KEN PLUME: It’s like talking to John Milius. You kinda know going in…
KENNY: He’s a 50s guy who resented the 60s, like Jack Webb. “Why does Joe Friday hate hippies so much?” Frank Frazetta’s like that.
KEN PLUME: Crikey, I can’t imagine owning a Thimble Theater strip. I’m happy owning a Ludwig Von Drake cel, so I can imagine…
KENNY: Yeah, that’s my object of… that’s like my dream object. I did finally buy a Dick Tracy daily this year at Comic-Con.
KEN PLUME: You know they’re re-releasing the collections of Thimble theater this year.
KENNY: Yes. I have the 80s ones, and of course I’m again, like DuckTales, I’m going to want to buy the fucking thing over again. The one thing I’m not doing is buying those new EC collections. I’ve got all the Wes Cochrane ones. I’ve been buying them since I was a paperboy in Syracuse. I would save my money to buy up the big slipcase EC collections. I’m not frickin’ starting again with these color ones.
KEN PLUME: I just spent 1500 dollars on eBay to get the Carl Barks library.
KENNY: How many of those are there?
KEN PLUME: 10 sets of 3, so 30 books.
KENNY: So it’s 10 sets. Are they numbered one through ten?
KEN PLUME: Yes.
KENNY: ‘Cause I’ve got… it’s one of those things I bought some of them back when they came out, and then I didn’t have much… I didn’t have any money back then, so I missed some, and then I moved a couple of times, so I think I’ve got maybe half of them, but it’s not the whole oeuvre is it?

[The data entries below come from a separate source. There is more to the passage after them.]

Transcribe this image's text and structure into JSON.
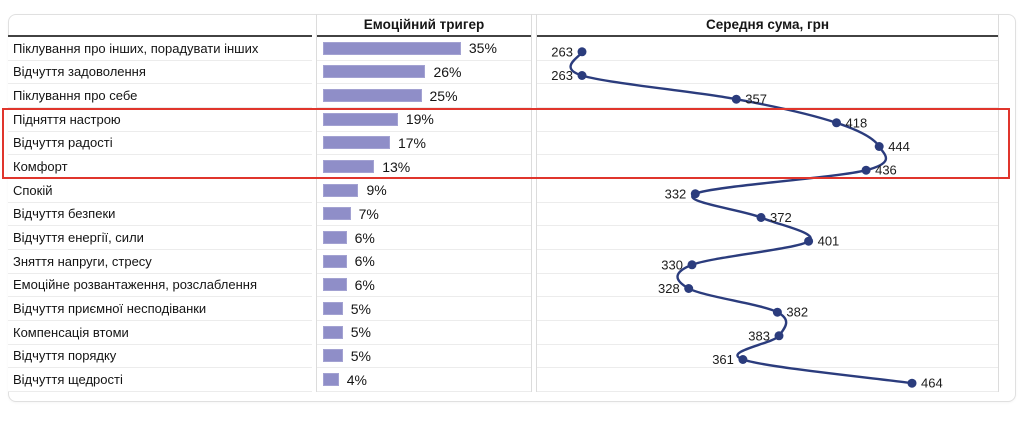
{
  "table": {
    "columns": {
      "category_header": "",
      "trigger_header": "Емоційний тригер",
      "sum_header": "Середня сума, грн"
    },
    "rows": [
      {
        "label": "Піклування про інших, порадувати інших",
        "trigger_pct": 35,
        "avg_sum": 263,
        "sum_label_side": "left",
        "highlighted": false
      },
      {
        "label": "Відчуття задоволення",
        "trigger_pct": 26,
        "avg_sum": 263,
        "sum_label_side": "left",
        "highlighted": false
      },
      {
        "label": "Піклування про себе",
        "trigger_pct": 25,
        "avg_sum": 357,
        "sum_label_side": "right",
        "highlighted": false
      },
      {
        "label": "Підняття настрою",
        "trigger_pct": 19,
        "avg_sum": 418,
        "sum_label_side": "right",
        "highlighted": true
      },
      {
        "label": "Відчуття радості",
        "trigger_pct": 17,
        "avg_sum": 444,
        "sum_label_side": "right",
        "highlighted": true
      },
      {
        "label": "Комфорт",
        "trigger_pct": 13,
        "avg_sum": 436,
        "sum_label_side": "right",
        "highlighted": true
      },
      {
        "label": "Спокій",
        "trigger_pct": 9,
        "avg_sum": 332,
        "sum_label_side": "left",
        "highlighted": false
      },
      {
        "label": "Відчуття безпеки",
        "trigger_pct": 7,
        "avg_sum": 372,
        "sum_label_side": "right",
        "highlighted": false
      },
      {
        "label": "Відчуття енергії, сили",
        "trigger_pct": 6,
        "avg_sum": 401,
        "sum_label_side": "right",
        "highlighted": false
      },
      {
        "label": "Зняття напруги, стресу",
        "trigger_pct": 6,
        "avg_sum": 330,
        "sum_label_side": "left",
        "highlighted": false
      },
      {
        "label": "Емоційне розвантаження, розслаблення",
        "trigger_pct": 6,
        "avg_sum": 328,
        "sum_label_side": "left",
        "highlighted": false
      },
      {
        "label": "Відчуття приємної несподіванки",
        "trigger_pct": 5,
        "avg_sum": 382,
        "sum_label_side": "right",
        "highlighted": false
      },
      {
        "label": "Компенсація втоми",
        "trigger_pct": 5,
        "avg_sum": 383,
        "sum_label_side": "left",
        "highlighted": false
      },
      {
        "label": "Відчуття порядку",
        "trigger_pct": 5,
        "avg_sum": 361,
        "sum_label_side": "left",
        "highlighted": false
      },
      {
        "label": "Відчуття щедрості",
        "trigger_pct": 4,
        "avg_sum": 464,
        "sum_label_side": "right",
        "highlighted": false
      }
    ],
    "highlight_color": "#e0352c"
  },
  "colors": {
    "bar_fill": "#8f8ec8",
    "line_stroke": "#2b3c7d",
    "header_rule": "#424242",
    "grid_line": "#ececec"
  },
  "chart_data": [
    {
      "type": "bar",
      "orientation": "horizontal",
      "title": "Емоційний тригер",
      "categories": [
        "Піклування про інших, порадувати інших",
        "Відчуття задоволення",
        "Піклування про себе",
        "Підняття настрою",
        "Відчуття радості",
        "Комфорт",
        "Спокій",
        "Відчуття безпеки",
        "Відчуття енергії, сили",
        "Зняття напруги, стресу",
        "Емоційне розвантаження, розслаблення",
        "Відчуття приємної несподіванки",
        "Компенсація втоми",
        "Відчуття порядку",
        "Відчуття щедрості"
      ],
      "values": [
        35,
        26,
        25,
        19,
        17,
        13,
        9,
        7,
        6,
        6,
        6,
        5,
        5,
        5,
        4
      ],
      "unit": "%",
      "xlim": [
        0,
        40
      ],
      "grid": false,
      "data_labels": true
    },
    {
      "type": "line",
      "orientation": "vertical-categories",
      "title": "Середня сума, грн",
      "categories": [
        "Піклування про інших, порадувати інших",
        "Відчуття задоволення",
        "Піклування про себе",
        "Підняття настрою",
        "Відчуття радості",
        "Комфорт",
        "Спокій",
        "Відчуття безпеки",
        "Відчуття енергії, сили",
        "Зняття напруги, стресу",
        "Емоційне розвантаження, розслаблення",
        "Відчуття приємної несподіванки",
        "Компенсація втоми",
        "Відчуття порядку",
        "Відчуття щедрості"
      ],
      "values": [
        263,
        263,
        357,
        418,
        444,
        436,
        332,
        372,
        401,
        330,
        328,
        382,
        383,
        361,
        464
      ],
      "unit": "грн",
      "xlim": [
        236,
        520
      ],
      "grid": false,
      "data_labels": true,
      "smooth": true,
      "markers": true,
      "annotation": "rows 4-6 outlined in red (highlighted segment)"
    }
  ]
}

KEN PLUME: Oh yeah, it’s every single Barks story ever printed.
KENNY: Even the ones that are kinda semi… even if there’s like negro humor and stuff in them?
KEN PLUME: All of that’s in there. Every single bit. Including the stuff that he only did artwork for and not scripting.
KENNY: Wow. So there’s 10 of those.
KEN PLUME: Yeah, 10 sets.
KENNY: Okay. I gotta find out which ones I have and do it. Those are like deep in storage… Alright, well I’m off to my dinner. and I’m going to try to get to Mulholland in 30 minutes. But thanks – it was really a fun interview. Thanks so much for talking to me. You made it easy.